Asaib al-Haq, that is also an Iraqi political party, is under direct orders of the Islamic Revolutionary Guard Corps and, in any case, is institutionally part of the old network of the Popular Mobilization Forces.
It is estimated that the militants and operatives of the Asaib network and of the Popular Mobilization Forces are currently worth about 15,000 elements, all well-trained, both in Iraq and Iran.
Asaib was born as a splinter group of the old Army of the Mahdi, led and founded by Muqtada al-Sadr (and exactly in the old “rationalist” Sadr City, ferocious clashes between the “rebels” and the Iraqi police forces have taken place very recently).
The working style of the militia group among the population – that is to provide aid to poor people through a “religious welfare”, the same policy of Hezbollah in the Lebanon – is, however, a significant cost for Iran.
Hezbollah in the Lebanon, however, is supported by a system of private funding from rich local Shiites; companies, also Sunni ones, that operate in the areas or with Iranian customers; income from investment and from the usual private donations.
Between 1983 and 1989 Iran has given directly to Hezbollah as many as 450 million US dollars.
Currently – and, however, this does not include operational military support and training for Hezbollah men and women in the Lebanon – there is talk of at least 650 million US dollars a year, from Iran directly to the Southern district of Beirut, where the operational centre of the Lebanese and Shiite “Party of God” is located.
Hezbollah also gets money from the often powerful Shiite minorities outside the Middle East, such as those in West Africa, in the USA and also in the very important area of the “tripartite border” between Paraguay, Argentina and Brazil.
As shown by international agencies’ data, there are also operations that demonstrate how and to what extent the business network of the “Party of God” also deals – for significant amounts – with the illegal trafficking of tobacco and, often, with international drug trafficking.
Currently news about Iran’s financial commitment in Iraq tells us of at least 16 billion US dollars to train, support and organize Shiite militias in Iraq.
Moreover the expansion of the Shiite militias in these areas is recent and will follow Soleimani’s presence in Iraq, like Banquo’s ghost in Shakespeare’s Macbeth.
The Popular Mobilisation Forces are currently a complex organization born in 2014 to fight against the so-called Al Baghdadi’s “Caliphate”.
In September 2019, upon order of the Shiite Iraqi leader, Abu Mahdi Al Muhandis,the network of the Shiite PMF separated from the rest of the Iraqi Armed Forces.

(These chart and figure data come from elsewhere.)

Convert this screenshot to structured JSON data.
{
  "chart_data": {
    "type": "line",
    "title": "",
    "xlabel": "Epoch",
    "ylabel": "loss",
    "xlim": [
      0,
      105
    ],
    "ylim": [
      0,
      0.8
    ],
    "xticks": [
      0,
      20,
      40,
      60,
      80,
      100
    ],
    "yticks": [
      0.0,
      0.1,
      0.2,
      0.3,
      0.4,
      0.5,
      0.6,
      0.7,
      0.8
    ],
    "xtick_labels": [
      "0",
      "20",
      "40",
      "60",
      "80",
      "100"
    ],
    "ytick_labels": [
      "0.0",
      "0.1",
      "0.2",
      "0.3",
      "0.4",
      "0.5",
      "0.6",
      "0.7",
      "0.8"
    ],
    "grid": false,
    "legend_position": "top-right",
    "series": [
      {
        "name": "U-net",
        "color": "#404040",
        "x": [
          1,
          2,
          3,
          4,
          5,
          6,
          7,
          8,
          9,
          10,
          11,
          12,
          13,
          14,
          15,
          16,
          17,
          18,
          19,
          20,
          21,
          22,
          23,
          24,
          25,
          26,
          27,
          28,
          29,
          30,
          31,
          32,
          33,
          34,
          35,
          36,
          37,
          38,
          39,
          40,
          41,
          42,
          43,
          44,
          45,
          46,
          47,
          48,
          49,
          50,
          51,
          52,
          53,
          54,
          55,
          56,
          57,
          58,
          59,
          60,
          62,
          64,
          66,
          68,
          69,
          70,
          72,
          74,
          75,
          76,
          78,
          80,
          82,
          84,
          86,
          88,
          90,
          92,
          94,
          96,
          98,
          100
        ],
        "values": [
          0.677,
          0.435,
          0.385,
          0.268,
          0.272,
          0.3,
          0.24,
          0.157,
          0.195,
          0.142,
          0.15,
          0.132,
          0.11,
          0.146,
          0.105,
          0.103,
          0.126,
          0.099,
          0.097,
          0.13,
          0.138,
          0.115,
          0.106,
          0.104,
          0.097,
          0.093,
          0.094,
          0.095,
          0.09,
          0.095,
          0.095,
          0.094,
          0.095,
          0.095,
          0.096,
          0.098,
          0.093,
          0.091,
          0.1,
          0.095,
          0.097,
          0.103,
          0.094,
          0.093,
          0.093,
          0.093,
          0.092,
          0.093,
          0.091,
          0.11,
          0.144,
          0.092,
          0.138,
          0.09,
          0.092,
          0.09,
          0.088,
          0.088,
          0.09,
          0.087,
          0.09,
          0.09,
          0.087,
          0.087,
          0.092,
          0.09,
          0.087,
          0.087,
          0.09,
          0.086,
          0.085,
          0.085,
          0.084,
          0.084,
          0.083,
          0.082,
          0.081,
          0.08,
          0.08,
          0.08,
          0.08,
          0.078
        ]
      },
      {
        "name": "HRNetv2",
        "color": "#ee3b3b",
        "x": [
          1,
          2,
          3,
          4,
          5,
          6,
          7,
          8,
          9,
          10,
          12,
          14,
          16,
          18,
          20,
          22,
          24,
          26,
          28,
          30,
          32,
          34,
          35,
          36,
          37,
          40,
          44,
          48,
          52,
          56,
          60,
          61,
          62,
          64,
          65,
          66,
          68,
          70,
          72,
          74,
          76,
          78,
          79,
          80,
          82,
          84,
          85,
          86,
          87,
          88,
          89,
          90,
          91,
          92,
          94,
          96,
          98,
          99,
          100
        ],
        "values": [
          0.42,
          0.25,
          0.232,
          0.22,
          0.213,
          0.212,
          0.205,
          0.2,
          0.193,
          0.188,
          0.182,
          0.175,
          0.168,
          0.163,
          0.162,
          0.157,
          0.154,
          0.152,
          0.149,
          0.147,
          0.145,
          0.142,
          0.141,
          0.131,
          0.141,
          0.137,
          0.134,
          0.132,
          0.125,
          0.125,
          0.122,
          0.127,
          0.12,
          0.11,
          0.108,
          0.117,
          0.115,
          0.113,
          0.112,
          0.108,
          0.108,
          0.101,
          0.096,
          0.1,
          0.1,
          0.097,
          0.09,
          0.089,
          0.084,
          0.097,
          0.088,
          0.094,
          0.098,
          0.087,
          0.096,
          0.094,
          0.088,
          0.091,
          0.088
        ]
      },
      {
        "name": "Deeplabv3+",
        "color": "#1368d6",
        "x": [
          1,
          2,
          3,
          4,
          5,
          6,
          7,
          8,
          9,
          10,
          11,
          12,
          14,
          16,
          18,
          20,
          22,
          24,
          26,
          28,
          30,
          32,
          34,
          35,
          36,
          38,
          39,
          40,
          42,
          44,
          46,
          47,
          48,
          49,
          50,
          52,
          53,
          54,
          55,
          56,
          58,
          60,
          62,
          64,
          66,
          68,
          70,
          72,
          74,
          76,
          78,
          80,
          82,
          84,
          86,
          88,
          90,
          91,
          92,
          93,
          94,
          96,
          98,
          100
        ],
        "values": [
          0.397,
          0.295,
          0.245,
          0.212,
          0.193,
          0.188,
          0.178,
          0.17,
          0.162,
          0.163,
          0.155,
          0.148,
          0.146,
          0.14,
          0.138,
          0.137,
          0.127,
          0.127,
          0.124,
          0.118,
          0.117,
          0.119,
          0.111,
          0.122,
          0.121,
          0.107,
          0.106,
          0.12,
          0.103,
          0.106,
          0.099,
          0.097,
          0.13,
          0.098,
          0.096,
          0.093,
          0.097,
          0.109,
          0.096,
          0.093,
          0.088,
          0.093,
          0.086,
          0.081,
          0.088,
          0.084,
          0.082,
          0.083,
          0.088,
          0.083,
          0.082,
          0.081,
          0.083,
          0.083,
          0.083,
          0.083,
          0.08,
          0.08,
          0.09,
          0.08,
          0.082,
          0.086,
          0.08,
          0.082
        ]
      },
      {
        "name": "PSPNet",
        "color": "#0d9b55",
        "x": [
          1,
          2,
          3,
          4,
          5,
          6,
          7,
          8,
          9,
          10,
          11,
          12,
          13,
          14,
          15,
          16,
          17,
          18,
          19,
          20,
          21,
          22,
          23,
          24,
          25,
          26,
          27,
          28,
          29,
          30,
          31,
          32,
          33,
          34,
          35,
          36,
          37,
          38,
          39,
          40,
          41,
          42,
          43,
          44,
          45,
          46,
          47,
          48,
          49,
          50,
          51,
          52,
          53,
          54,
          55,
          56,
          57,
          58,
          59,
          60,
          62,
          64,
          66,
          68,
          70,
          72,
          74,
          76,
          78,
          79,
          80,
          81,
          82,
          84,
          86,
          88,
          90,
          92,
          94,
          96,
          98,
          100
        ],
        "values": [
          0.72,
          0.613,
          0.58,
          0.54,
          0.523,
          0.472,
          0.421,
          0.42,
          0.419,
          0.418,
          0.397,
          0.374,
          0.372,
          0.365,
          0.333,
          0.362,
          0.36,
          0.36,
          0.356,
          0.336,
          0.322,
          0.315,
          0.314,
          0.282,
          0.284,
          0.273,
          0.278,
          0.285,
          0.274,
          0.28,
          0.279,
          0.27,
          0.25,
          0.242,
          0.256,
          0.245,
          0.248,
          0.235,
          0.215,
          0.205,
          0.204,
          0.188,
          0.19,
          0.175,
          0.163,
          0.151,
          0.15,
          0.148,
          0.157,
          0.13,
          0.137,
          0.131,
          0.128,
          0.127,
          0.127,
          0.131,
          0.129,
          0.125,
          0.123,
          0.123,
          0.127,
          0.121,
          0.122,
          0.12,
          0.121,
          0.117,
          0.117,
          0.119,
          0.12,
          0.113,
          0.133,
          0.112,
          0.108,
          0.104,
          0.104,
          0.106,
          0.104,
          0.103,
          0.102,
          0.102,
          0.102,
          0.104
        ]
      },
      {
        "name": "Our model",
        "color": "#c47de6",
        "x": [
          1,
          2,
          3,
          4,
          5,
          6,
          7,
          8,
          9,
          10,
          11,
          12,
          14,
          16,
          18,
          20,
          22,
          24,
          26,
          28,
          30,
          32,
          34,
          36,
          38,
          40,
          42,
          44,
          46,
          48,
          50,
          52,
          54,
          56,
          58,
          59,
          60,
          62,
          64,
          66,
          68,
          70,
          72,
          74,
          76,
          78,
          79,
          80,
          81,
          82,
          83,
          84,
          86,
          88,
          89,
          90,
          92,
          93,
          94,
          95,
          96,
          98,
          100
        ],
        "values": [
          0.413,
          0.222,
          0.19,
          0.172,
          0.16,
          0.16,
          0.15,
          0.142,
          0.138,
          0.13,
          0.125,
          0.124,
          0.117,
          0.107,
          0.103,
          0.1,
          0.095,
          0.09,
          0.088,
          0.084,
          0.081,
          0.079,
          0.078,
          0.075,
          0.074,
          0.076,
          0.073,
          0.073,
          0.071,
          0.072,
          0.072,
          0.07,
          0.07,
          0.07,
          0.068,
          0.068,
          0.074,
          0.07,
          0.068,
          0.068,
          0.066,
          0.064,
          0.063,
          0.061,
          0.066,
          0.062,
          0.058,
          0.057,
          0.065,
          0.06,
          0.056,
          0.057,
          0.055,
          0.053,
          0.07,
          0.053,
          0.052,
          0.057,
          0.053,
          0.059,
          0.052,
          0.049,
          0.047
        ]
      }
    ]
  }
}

This Iran’s political choice stems from a series of air bombings that the PMF bases have suffered in Iraq over the last three months.
The Shiite network has accused Israel, which has neither confirmed nor denied the charge.
But there is no guarantee that this Shiite network is now also opposed to many of the sectarian forces operating on Iraqi soil, between Sunnis and Kurds.
However, the great Shiite military alliance, under the umbrella of the Popular Mobilisation Forces, was born in 2014 from a fatwa of the Great Ayatollah al Sistani that indicated to the young Iraqis the duty to “be part of the security forces” to save the country from the danger of the so-called Al Baghdadi’s “Caliphate”.
Despite various decrees enacted by the Iraqi government, both by Nouri al Maliki and the current President, the structure of the Popular Mobilisation Forces has not given their weapons to the Iraqi army and the PMF have never subjected their chain of command to the Iraqi hierarchy of the Armed Forces.
Recently, the Shiite network in Iraq has increased from the 4,500 armed militants, who had been identified in 2011, to well over 81,000 ones, with a significant increase that has occurred only over the last six months.
The network of the Popular Mobilisation Forces is also useful for Iran to create a second front – more difficult to control – of missile launch against Israel, operated solely from the Iraqi territory.
Also the Hashd al Shaabi movement in the Lebanon was born in 2014, like the new PMF. It is a movement connected – from the very beginning -to the Iraqi brigades of the Popular Mobilisation Forces, as well as to the Badr Brigade and the new Asaib al-Haq network, always linked to the presence of the Brigades of the Islamic Revolutionary Guard Corps and hence to Soleimani’s Al Quds Brigade.
Now this network, under Qassem Alì Soleimani’s direct control, currently counts at least 130,000 armed militants.
In other words, Iran is replacing its proxies in Iraq and the Lebanon with a view to avoiding the enemy penetration and staking – with new organizational and military models – a very heavy claim to regimes, between the Lebanon and Iraq, which are obviously at the end of their pathway.